The results of the study do not provide a clear-cut new threshold for diagnosing nutcracker esophagus, but do support abandoning the traditional definition (>180 mm Hg). In contrast, it is likely that patients with esophageal amplitude contractions greater than 260 mm Hg should be termed as having nutcracker esophagus. However, using this article, we propose that it is time to rid ourselves of the term nutcracker esophagus. It is confusing to patients and physicians who are not gastroenterologists.

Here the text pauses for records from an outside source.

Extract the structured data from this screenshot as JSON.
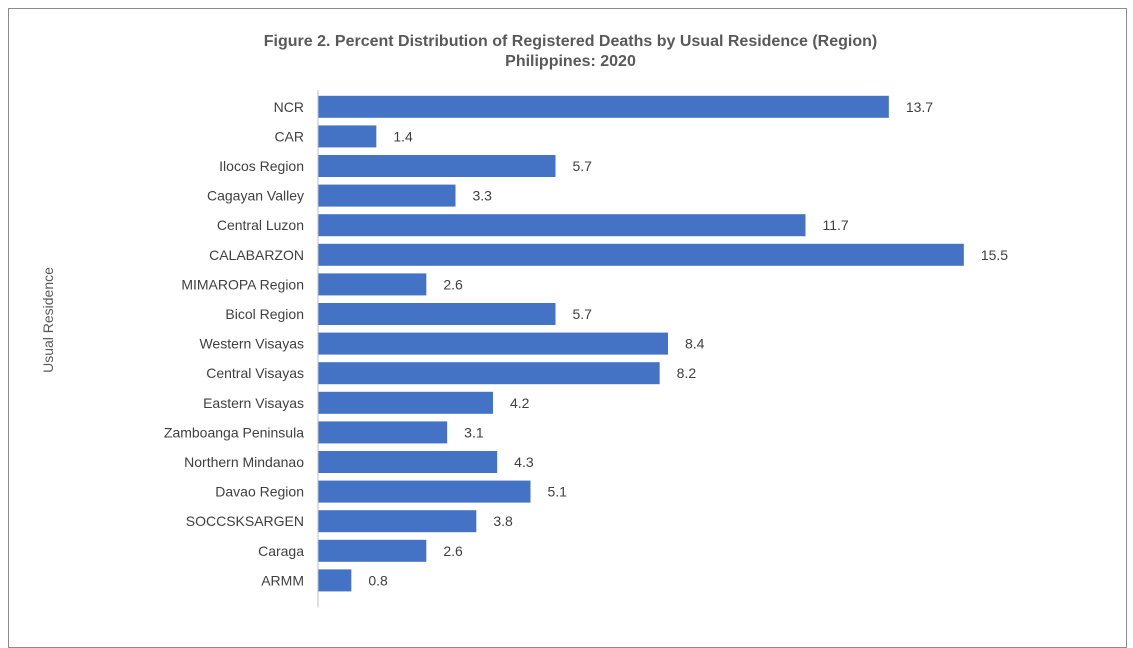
{
  "chart_data": {
    "type": "bar",
    "orientation": "horizontal",
    "title": "Figure 2.  Percent Distribution of Registered Deaths by Usual Residence (Region)",
    "subtitle": "Philippines: 2020",
    "ylabel": "Usual Residence",
    "xlabel": "",
    "categories": [
      "NCR",
      "CAR",
      "Ilocos Region",
      "Cagayan Valley",
      "Central Luzon",
      "CALABARZON",
      "MIMAROPA Region",
      "Bicol Region",
      "Western Visayas",
      "Central Visayas",
      "Eastern Visayas",
      "Zamboanga Peninsula",
      "Northern Mindanao",
      "Davao Region",
      "SOCCSKSARGEN",
      "Caraga",
      "ARMM"
    ],
    "values": [
      13.7,
      1.4,
      5.7,
      3.3,
      11.7,
      15.5,
      2.6,
      5.7,
      8.4,
      8.2,
      4.2,
      3.1,
      4.3,
      5.1,
      3.8,
      2.6,
      0.8
    ],
    "data_labels": [
      "13.7",
      "1.4",
      "5.7",
      "3.3",
      "11.7",
      "15.5",
      "2.6",
      "5.7",
      "8.4",
      "8.2",
      "4.2",
      "3.1",
      "4.3",
      "5.1",
      "3.8",
      "2.6",
      "0.8"
    ],
    "xlim": [
      0,
      16.8
    ],
    "grid": false,
    "legend": "none",
    "bar_color": "#4472c4"
  }
}
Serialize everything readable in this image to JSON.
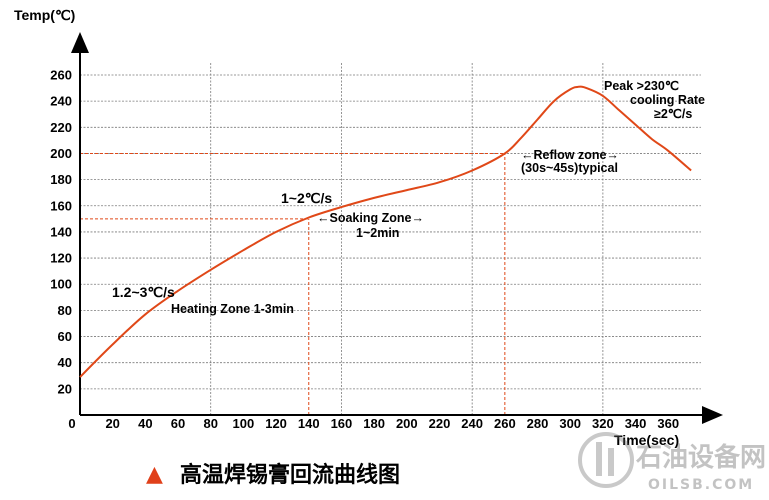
{
  "chart_data": {
    "type": "line",
    "ylabel": "Temp(℃)",
    "xlabel": "Time(sec)",
    "xlim": [
      0,
      380
    ],
    "ylim": [
      0,
      270
    ],
    "x_ticks": [
      0,
      20,
      40,
      60,
      80,
      100,
      120,
      140,
      160,
      180,
      200,
      220,
      240,
      260,
      280,
      300,
      320,
      340,
      360
    ],
    "y_ticks": [
      20,
      40,
      60,
      80,
      100,
      120,
      140,
      160,
      180,
      200,
      220,
      240,
      260
    ],
    "vertical_gridlines": [
      80,
      160,
      240,
      320
    ],
    "horizontal_gridlines": [
      20,
      40,
      60,
      80,
      100,
      120,
      140,
      160,
      180,
      200,
      220,
      240,
      260
    ],
    "reference_lines": [
      {
        "axis": "y",
        "value": 150,
        "from_x": 0,
        "to_x": 140
      },
      {
        "axis": "x",
        "value": 140,
        "from_y": 0,
        "to_y": 150
      },
      {
        "axis": "y",
        "value": 200,
        "from_x": 0,
        "to_x": 260
      },
      {
        "axis": "x",
        "value": 260,
        "from_y": 0,
        "to_y": 200
      }
    ],
    "series": [
      {
        "color": "#e04818",
        "x": [
          0,
          20,
          40,
          60,
          80,
          100,
          120,
          140,
          160,
          180,
          200,
          220,
          240,
          260,
          270,
          280,
          290,
          300,
          305,
          310,
          320,
          330,
          340,
          350,
          360,
          374
        ],
        "y": [
          29,
          54,
          77,
          95,
          111,
          126,
          140,
          151,
          159,
          166,
          172,
          178,
          187,
          200,
          212,
          226,
          240,
          249,
          251,
          250,
          244,
          233,
          222,
          211,
          202,
          187
        ]
      }
    ],
    "annotations": [
      {
        "id": "heating_rate",
        "text": "1.2~3℃/s"
      },
      {
        "id": "heating_zone",
        "text": "Heating Zone 1-3min"
      },
      {
        "id": "soak_rate",
        "text": "1~2℃/s"
      },
      {
        "id": "soak_zone",
        "text": "←Soaking Zone→"
      },
      {
        "id": "soak_time",
        "text": "1~2min"
      },
      {
        "id": "reflow_zone",
        "text": "←Reflow zone→"
      },
      {
        "id": "reflow_time",
        "text": "(30s~45s)typical"
      },
      {
        "id": "peak",
        "text": "Peak >230℃"
      },
      {
        "id": "cooling",
        "text": "cooling Rate"
      },
      {
        "id": "cooling_rate",
        "text": "≥2℃/s"
      }
    ]
  },
  "caption": {
    "marker": "▲",
    "text": "高温焊锡膏回流曲线图"
  },
  "watermark": {
    "cn": "石油设备网",
    "url": "OILSB.COM"
  },
  "colors": {
    "curve": "#e04818",
    "grid": "#7a7a7a",
    "ref": "#e04818",
    "marker": "#e0401a"
  }
}
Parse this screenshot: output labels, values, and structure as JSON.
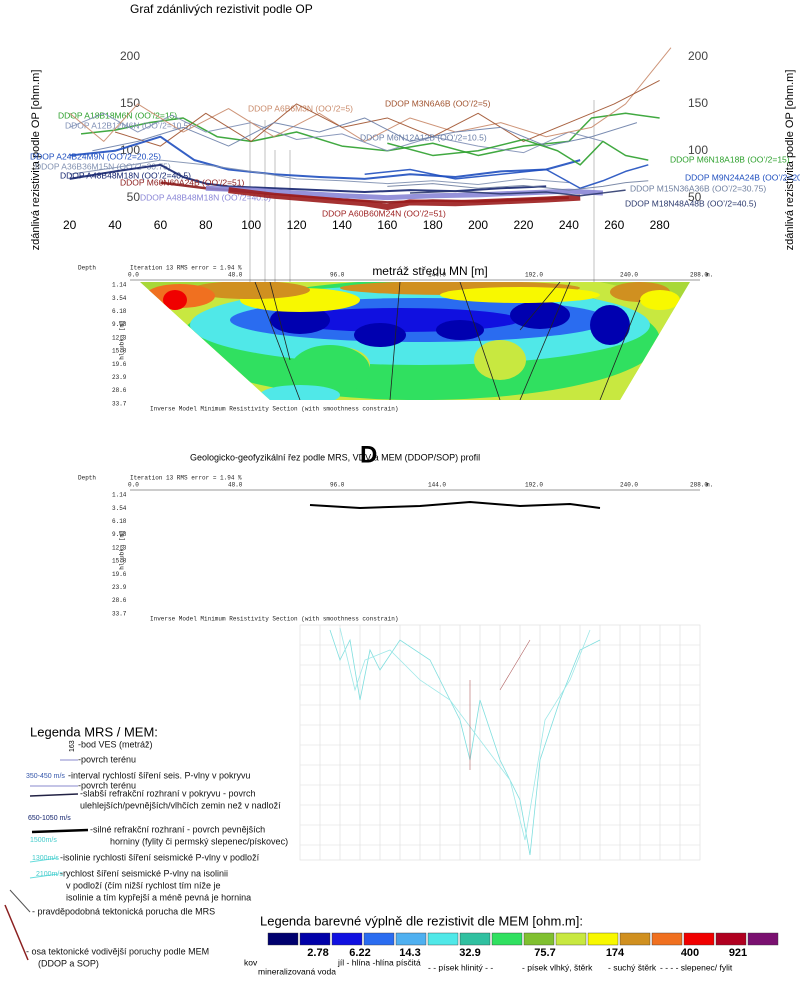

Although we focus exclusively on the height of esophageal amplitude contractions when we think of nutcracker esophagus, a recent paper has suggested that there is more to the story. Using high-frequency intraluminal ultrasonography, Hwoon-Yong demonstrated a functional abnormality in patients with nutcracker esophagus—asynchrony between the circular and the longitudinal muscle during esophageal contraction.25 The latter suggests that future considerations of the diagnosis of nutcracker esophagus are unlikely to solely rely on the height of esophageal amplitude contractions.